Le mouvement populaire, Hirak, n’a fait que confirmer les positions traditionnelles de cette région depuis l’Étoile nord africaine”, explique-t-il, ajoutant que “toute la marginalisation économique, sociale, culturelle et aussi politique qu’a subie cette région, principalement depuis les événements de 1980 et de 2001, a fait que sa population se sente victime”. Pour lui, le résultat de cette élection confirme que “la confiance est désormais rompue entre la Kabylie et le régime central”. 

Le militant politique, Salim Chaït, estime, lui, que ces rejets successifs devraient plutôt donner lieu à “une large concentration sur le devenir institutionnel de la région”, tant, ajoute-t-il, “la Kabylie n’accepterait pas une représentation par des personnes désavouées par 99,3% de la population”.

Des avis que refusent de partager des candidats à cette élection. “Avec le climat politique qui règne en Kabylie, ce ne sont pas les chiffres qui comptent, ceux qui deviendront députés n’auront pas un problème de légitimité. Notre région a toujours été dans l’option de boycott, et c’est une erreur stratégique, notamment maintenant que le Hirak est plus fort que jamais”, analyse un candidat, avouant, toutefois, qu’ils partiront “affaiblis”. “Dans l’hémicycle, on risque de nous dire que personne n’a voté pour vous, ici, on nous dira que vous avez participé contre la volonté populaire.

Nous serons donc affaiblis des deux côtés”, a-t-il affirmé sans cacher son appréhension quant à l’impasse à venir. “Sans député, les partis d’opposition risquent d’être affaiblis financièrement, les manifestants risquent de se retrouver sans député pour les défendre et nous sans légitimité pour agir. Tout le monde risque à présent de se retrouver dans l’impasse”, souligne-t-il.

Des propos qui font sourire l’avocat Hakim Saheb, qui estime que “c’est au régime politique de reconsidérer sa position vis-à-vis de cette région”. “S’il y a rejet massif dans cette région, c’est parce qu’elle est marginalisée aux plans politique, culturel et identitaire, et victime d’un sous-développement économique et social. Elle n’a pas eu ce qu’elle méritait en conséquence à ses sacrifices et son apport glorieux durant la Révolution.

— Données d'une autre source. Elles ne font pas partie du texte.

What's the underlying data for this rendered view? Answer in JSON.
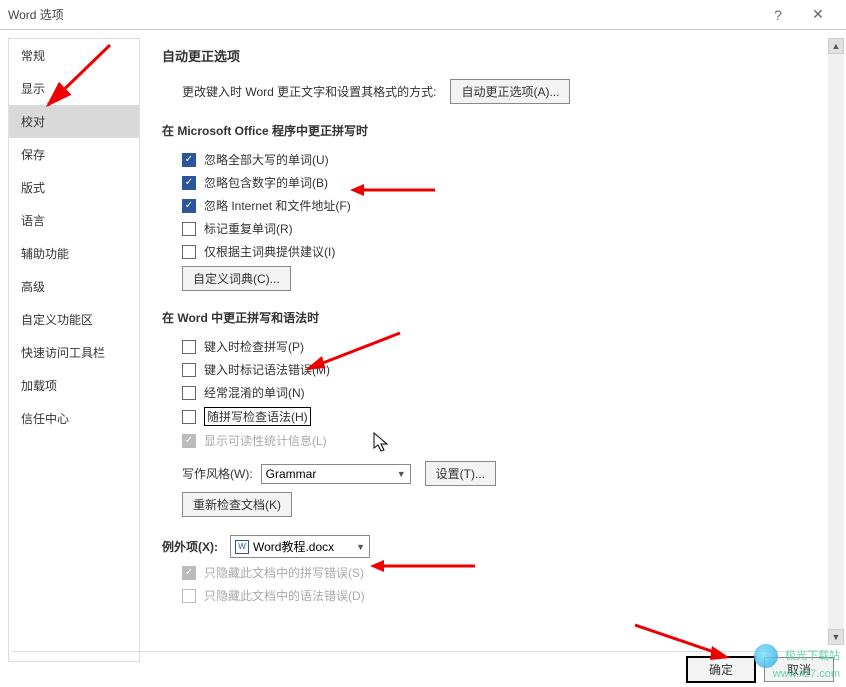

Il s’agit donc d’un rejet politique systémique et réfléchi”, analyse Hakim Saheb pour qui ce rejet n’aura pas d’impact seulement sur la Kabylie puisqu’il ne manquera pas, dit-il, “d’accentuer, d’une part, l’illégitimité et la caducité de nos institutions et, d’autre part, le fossé qui sépare les gouvernants des gouvernés”. “C’est un mandat d’emblée entaché d’illégitimité”, dit-il. Au-delà des avis des uns et des autres, la défiance qui s’est exprimée lors du scrutin législatif rappelle fortement que le destin de l’Algérie se joue aussi et surtout en Kabylie.